Contiguous Cake Cutting: Hardness Results and Approximation Algorithms
Paul W. Goldberg, Alexandros Hollender, Warut Suksompong

TL;DR
This paper explores the computational complexity of fair, contiguous cake cutting, presenting efficient algorithms for low-envy allocations and establishing NP-hardness for certain decision problems, with implications for both continuous and discrete settings.
Contribution
It introduces new algorithms for approximate envy-free allocations and proves NP-hardness results for various constrained cake cutting problems.
Findings
Efficient algorithms for low-envy contiguous cake allocations.
NP-hardness results for fixed agent orderings and cut constraints.
Hardness extensions to discretized, indivisible item settings.
Abstract
We study the fair allocation of a cake, which serves as a metaphor for a divisible resource, under the requirement that each agent should receive a contiguous piece of the cake. While it is known that no finite envy-free algorithm exists in this setting, we exhibit efficient algorithms that produce allocations with low envy among the agents.
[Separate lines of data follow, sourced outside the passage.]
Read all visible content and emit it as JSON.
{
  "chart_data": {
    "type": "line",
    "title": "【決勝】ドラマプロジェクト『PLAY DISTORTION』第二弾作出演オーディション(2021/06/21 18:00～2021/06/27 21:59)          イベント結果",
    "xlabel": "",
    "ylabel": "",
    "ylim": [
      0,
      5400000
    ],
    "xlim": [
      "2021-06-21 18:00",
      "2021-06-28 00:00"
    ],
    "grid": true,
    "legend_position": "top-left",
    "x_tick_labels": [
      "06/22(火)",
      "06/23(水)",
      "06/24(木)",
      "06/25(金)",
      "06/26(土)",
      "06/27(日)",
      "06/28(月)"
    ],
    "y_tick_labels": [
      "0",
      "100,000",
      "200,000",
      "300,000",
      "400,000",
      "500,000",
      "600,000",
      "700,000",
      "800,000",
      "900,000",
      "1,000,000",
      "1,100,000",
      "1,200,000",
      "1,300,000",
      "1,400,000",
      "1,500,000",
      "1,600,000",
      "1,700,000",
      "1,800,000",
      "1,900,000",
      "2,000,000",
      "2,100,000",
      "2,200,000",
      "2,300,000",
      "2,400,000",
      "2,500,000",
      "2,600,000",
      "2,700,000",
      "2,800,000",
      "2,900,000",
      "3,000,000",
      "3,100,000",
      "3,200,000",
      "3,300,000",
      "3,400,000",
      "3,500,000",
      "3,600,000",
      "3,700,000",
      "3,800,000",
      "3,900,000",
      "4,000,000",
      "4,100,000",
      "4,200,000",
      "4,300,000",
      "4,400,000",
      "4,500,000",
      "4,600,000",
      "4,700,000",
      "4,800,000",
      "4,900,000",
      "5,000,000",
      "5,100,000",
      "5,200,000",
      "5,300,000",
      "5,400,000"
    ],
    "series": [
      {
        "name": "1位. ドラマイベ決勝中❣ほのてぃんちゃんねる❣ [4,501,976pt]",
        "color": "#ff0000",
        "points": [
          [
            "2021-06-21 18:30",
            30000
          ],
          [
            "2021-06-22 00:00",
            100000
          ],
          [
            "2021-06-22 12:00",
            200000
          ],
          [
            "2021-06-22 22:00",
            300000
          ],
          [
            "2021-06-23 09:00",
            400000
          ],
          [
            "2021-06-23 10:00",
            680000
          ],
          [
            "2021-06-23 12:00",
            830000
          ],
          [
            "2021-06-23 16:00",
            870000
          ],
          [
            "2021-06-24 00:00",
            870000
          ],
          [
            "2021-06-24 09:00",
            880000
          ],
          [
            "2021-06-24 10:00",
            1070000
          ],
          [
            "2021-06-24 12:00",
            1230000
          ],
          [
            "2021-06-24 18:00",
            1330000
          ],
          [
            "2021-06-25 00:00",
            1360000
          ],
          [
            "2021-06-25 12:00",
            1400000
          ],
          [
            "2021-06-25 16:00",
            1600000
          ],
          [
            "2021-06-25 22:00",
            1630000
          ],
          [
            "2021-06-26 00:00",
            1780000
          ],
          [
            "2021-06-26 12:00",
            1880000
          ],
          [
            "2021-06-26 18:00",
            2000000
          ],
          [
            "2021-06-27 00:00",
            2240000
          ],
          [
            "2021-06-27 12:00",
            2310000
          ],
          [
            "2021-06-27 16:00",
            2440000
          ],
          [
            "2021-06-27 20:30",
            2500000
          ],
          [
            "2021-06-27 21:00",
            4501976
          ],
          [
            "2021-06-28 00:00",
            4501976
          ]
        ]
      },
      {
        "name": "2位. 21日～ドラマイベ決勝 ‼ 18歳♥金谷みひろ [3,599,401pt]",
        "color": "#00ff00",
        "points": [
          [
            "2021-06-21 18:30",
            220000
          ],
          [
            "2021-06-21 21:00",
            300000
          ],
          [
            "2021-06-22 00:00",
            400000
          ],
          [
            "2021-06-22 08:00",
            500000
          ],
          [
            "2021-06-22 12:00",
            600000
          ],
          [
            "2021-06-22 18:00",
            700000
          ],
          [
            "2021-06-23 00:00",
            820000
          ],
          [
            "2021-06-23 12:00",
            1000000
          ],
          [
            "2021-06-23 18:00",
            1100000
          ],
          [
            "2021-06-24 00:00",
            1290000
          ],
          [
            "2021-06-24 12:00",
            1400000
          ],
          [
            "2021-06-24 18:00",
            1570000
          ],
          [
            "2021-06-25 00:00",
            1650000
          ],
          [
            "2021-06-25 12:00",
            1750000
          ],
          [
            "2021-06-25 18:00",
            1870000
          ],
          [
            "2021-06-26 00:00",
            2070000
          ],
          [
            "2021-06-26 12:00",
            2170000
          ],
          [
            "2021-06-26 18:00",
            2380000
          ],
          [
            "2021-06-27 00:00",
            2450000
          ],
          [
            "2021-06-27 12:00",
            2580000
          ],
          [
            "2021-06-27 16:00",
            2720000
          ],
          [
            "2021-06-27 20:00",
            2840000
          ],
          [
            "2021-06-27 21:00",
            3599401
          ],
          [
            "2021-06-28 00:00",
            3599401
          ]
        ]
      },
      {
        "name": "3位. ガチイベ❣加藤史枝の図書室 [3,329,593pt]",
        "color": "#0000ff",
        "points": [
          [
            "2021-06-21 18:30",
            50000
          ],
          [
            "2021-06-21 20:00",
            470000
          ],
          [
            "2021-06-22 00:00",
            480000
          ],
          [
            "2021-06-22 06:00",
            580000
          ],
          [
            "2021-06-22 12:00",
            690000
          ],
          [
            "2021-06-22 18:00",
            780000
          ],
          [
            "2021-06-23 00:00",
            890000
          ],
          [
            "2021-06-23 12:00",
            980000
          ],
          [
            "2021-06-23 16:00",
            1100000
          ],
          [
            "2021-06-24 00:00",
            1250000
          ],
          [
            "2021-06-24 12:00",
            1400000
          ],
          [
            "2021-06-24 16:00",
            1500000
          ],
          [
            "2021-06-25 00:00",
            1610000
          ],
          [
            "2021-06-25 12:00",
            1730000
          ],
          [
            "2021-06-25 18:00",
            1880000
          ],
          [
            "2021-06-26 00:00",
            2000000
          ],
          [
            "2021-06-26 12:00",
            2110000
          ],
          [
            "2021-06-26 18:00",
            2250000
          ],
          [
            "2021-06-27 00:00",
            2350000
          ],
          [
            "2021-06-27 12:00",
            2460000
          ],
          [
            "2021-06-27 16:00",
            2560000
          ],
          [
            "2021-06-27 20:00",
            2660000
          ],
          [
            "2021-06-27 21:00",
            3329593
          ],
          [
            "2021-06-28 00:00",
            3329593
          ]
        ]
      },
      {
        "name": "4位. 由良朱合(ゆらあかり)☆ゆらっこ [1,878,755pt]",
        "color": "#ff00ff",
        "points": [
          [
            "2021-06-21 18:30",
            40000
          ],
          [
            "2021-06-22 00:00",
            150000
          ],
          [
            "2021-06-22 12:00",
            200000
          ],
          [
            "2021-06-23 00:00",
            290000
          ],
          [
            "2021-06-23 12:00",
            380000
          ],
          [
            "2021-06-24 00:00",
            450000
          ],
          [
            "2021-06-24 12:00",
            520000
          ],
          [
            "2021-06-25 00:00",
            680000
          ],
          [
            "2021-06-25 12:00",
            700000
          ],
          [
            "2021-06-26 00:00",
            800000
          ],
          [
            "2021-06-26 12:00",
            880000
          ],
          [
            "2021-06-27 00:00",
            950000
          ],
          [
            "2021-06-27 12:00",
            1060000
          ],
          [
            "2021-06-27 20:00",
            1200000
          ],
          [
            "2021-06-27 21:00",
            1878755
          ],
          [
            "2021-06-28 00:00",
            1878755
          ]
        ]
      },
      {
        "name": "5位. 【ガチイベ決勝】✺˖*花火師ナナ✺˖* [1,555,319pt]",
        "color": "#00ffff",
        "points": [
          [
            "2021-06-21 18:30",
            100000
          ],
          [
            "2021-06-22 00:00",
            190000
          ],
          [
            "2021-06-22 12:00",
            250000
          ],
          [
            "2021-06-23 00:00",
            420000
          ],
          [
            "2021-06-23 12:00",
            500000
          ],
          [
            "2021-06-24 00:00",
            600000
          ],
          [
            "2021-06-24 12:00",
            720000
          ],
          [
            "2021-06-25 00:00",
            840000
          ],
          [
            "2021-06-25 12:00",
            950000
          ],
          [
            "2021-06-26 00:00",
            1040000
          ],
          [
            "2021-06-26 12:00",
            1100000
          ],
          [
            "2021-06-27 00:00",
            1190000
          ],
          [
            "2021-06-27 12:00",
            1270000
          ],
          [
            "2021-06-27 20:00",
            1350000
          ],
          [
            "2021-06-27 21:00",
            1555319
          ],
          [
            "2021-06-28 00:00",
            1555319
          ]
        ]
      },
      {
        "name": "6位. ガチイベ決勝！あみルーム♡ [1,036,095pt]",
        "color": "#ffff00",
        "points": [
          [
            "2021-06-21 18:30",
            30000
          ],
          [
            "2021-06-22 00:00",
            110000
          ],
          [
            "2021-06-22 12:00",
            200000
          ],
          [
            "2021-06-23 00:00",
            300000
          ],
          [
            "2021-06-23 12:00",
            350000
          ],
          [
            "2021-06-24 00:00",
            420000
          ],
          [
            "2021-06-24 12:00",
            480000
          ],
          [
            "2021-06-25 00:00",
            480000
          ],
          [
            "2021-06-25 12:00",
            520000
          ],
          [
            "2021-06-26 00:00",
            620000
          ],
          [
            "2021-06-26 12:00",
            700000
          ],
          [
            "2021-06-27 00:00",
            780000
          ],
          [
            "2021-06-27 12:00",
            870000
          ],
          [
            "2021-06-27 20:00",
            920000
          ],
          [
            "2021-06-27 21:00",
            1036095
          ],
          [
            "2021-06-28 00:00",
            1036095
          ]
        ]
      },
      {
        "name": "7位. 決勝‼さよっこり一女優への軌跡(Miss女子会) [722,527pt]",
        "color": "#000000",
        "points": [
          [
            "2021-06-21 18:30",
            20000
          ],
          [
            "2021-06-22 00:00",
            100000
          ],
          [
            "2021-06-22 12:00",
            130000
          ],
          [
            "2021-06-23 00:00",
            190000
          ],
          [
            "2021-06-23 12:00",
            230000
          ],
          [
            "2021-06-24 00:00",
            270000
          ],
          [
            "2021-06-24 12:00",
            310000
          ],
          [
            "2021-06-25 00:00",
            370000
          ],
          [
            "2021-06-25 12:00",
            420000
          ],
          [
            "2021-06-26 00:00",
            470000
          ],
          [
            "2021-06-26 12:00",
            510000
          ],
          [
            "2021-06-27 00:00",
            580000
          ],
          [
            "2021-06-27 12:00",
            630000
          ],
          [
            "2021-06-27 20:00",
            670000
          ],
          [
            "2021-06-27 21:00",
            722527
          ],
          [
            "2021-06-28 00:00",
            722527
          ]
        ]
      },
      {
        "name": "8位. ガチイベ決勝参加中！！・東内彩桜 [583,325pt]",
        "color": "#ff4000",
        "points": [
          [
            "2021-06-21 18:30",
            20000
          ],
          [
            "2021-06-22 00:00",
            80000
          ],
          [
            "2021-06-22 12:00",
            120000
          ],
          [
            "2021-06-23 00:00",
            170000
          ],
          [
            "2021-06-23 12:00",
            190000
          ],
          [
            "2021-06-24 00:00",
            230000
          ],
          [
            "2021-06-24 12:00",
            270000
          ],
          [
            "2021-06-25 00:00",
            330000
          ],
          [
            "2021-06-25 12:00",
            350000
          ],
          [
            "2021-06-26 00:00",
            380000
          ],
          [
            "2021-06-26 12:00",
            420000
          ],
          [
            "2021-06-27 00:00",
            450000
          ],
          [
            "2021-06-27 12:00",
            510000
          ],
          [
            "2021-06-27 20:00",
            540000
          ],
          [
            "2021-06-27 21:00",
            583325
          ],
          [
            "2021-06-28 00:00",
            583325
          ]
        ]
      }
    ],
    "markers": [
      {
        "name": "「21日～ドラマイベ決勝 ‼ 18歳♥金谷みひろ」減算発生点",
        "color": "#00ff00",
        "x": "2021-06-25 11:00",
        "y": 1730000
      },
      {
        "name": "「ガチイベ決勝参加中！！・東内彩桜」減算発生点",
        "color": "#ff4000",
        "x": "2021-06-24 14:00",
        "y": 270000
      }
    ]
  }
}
We then establish NP-hardness results for various decision problems on the existence of envy-free allocations, such as when we fix the ordering of the agents or constrain the positions of certain cuts. In addition, we consider a discretized setting where indivisible items lie on a line and show a number of hardness results extending and strengthening those from prior work. Finally, we investigate connections between approximate and exact envy-freeness, as well as between continuous and discrete cake cutting.